Kwasi Kwarteng lifts EU rules to boost economy as insurers eye £95bn Brexit bonanza | Politics | news

Next Friday, the newly appointed Chancellor is expected to make a finance announcement to the House of Commons announcing the lifting of EU rules on bankers’ bonuses, which are currently capped at twice their salaries. Mr Kwarteng will also unveil other plans such as a £30bn tax cut to help with the cost of living crisis and support economic growth which the new government wants to increase by 2.5 per cent a year.

Mr. Kwarteng is expected to announce his plans to revise Solvency II, a European Union law that harmonises insurance regulation across all countries within the EU.

The replacement of Solvency II will require the support of the Bank of England regulator, which has concerns that policyholder protections would be reduced if the UK government scrapped Solvency II.

But insurers claim Solvency II has hampered their ability to pump an estimated £95bn into long-term infrastructure projects such as wind farms and social housing.

Earlier this year, the Financial Services and Markets Act under Boris Johnson’s government was put before Parliament to repeal all “EU-derived legislation”.

This could set in motion the mechanism for a replacement of Solvency II, but it may take years to pass Parliament.

The mini-budget announcement by the newly appointed Chancellor is also meant to show how Ms Truss’ government will deal with the current cost-of-living crisis.
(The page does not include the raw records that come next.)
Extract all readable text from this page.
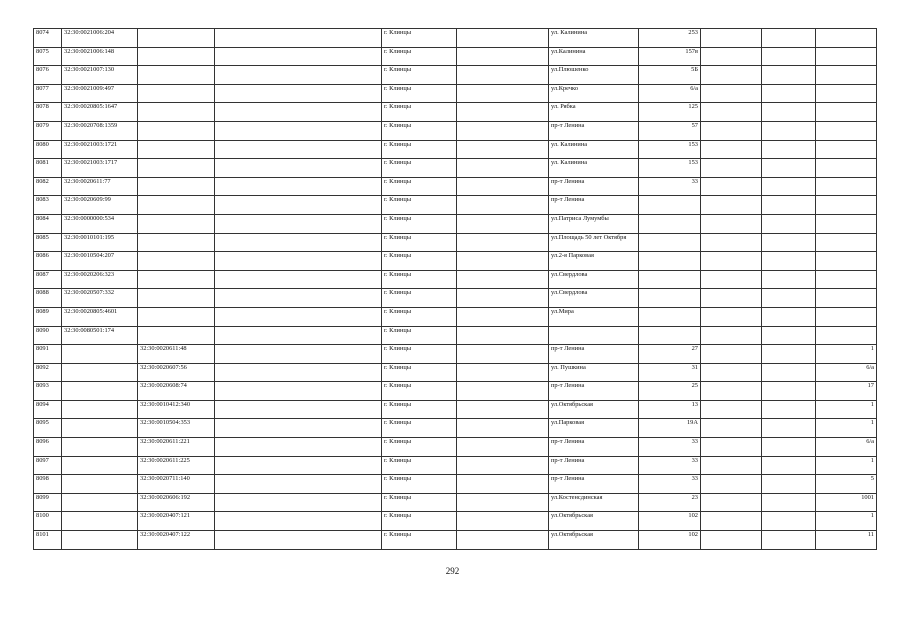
8074	32:30:0021006:204			г. Клинцы		ул. Калинина	253			
8075	32:30:0021006:148			г. Клинцы		ул.Калинина	157в			
8076	32:30:0021007:130			г. Клинцы		ул.Плюшенко	5Б			
8077	32:30:0021009:497			г. Клинцы		ул.Кречко	6/а			
8078	32:30:0020805:1647			г. Клинцы		ул. Рябка	125			
8079	32:30:0020708:1359			г. Клинцы		пр-т Ленина	57			
8080	32:30:0021003:1721			г. Клинцы		ул. Калинина	153			
8081	32:30:0021003:1717			г. Клинцы		ул. Калинина	153			
8082	32:30:0020611:77			г. Клинцы		пр-т Ленина	33			
8083	32:30:0020609:99			г. Клинцы		пр-т Ленина				
8084	32:30:0000000:534			г. Клинцы		ул.Патриса Лумумбы				
8085	32:30:0010101:195			г. Клинцы		ул.Площадь 50 лет Октября				
8086	32:30:0010504:207			г. Клинцы		ул.2-я Парковая				
8087	32:30:0020206:323			г. Клинцы		ул.Свердлова				
8088	32:30:0020507:332			г. Клинцы		ул.Свердлова				
8089	32:30:0020805:4601			г. Клинцы		ул.Мира				
8090	32:30:0080501:174			г. Клинцы						
8091		32:30:0020611:48		г. Клинцы		пр-т Ленина	27			1
8092		32:30:0020607:56		г. Клинцы		ул. Пушкина	31			6/а
8093		32:30:0020608:74		г. Клинцы		пр-т Ленина	25			17
8094		32:30:0010412:340		г. Клинцы		ул.Октябрьская	13			1
8095		32:30:0010504:353		г. Клинцы		ул.Парковая	19А			1
8096		32:30:0020611:221		г. Клинцы		пр-т Ленина	33			6/а
8097		32:30:0020611:225		г. Клинцы		пр-т Ленина	33			1
8098		32:30:0020711:140		г. Клинцы		пр-т Ленина	33			5
8099		32:30:0020606:192		г. Клинцы		ул.Костенсдинская	23			1001
8100		32:30:0020407:121		г. Клинцы		ул.Октябрьская	102			1
8101		32:30:0020407:122		г. Клинцы		ул.Октябрьская	102			11
292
Last week the pound hit a 37-year low against the dollar and the last time the pound fell that much was just after the Brexit vote in October 2016.

At a time when households and businesses are grappling with soaring prices and energy bills, concerns have been raised about how the new government will fund aid packages while cutting taxes.

The Bank of England forecasts that the UK could slip into recession by the end of 2022.

READ MORE: Liz Truss adopts ‘status quo’ to boost UK economy by 2.5%

The Government is also expected to explain how the Prime Minister’s plan to freeze household energy bills at £2,500 a year will work.

Economist Gerard Lyons said the current plans are designed to “prevent the deep recession that seemed inevitable a few months ago”.

Small businesses are also waiting to see how the new budget plan will affect them, and Control Energy Costs’ Liam Conway said his customers are “in limbo” while they await details.

This will come ahead of Mr Kwarteng’s mini-budget plan this Friday, and details of a full budget plan are expected sometime in the autumn when the Bureau of Budget Responsibility will release the cost of the Government’s plans.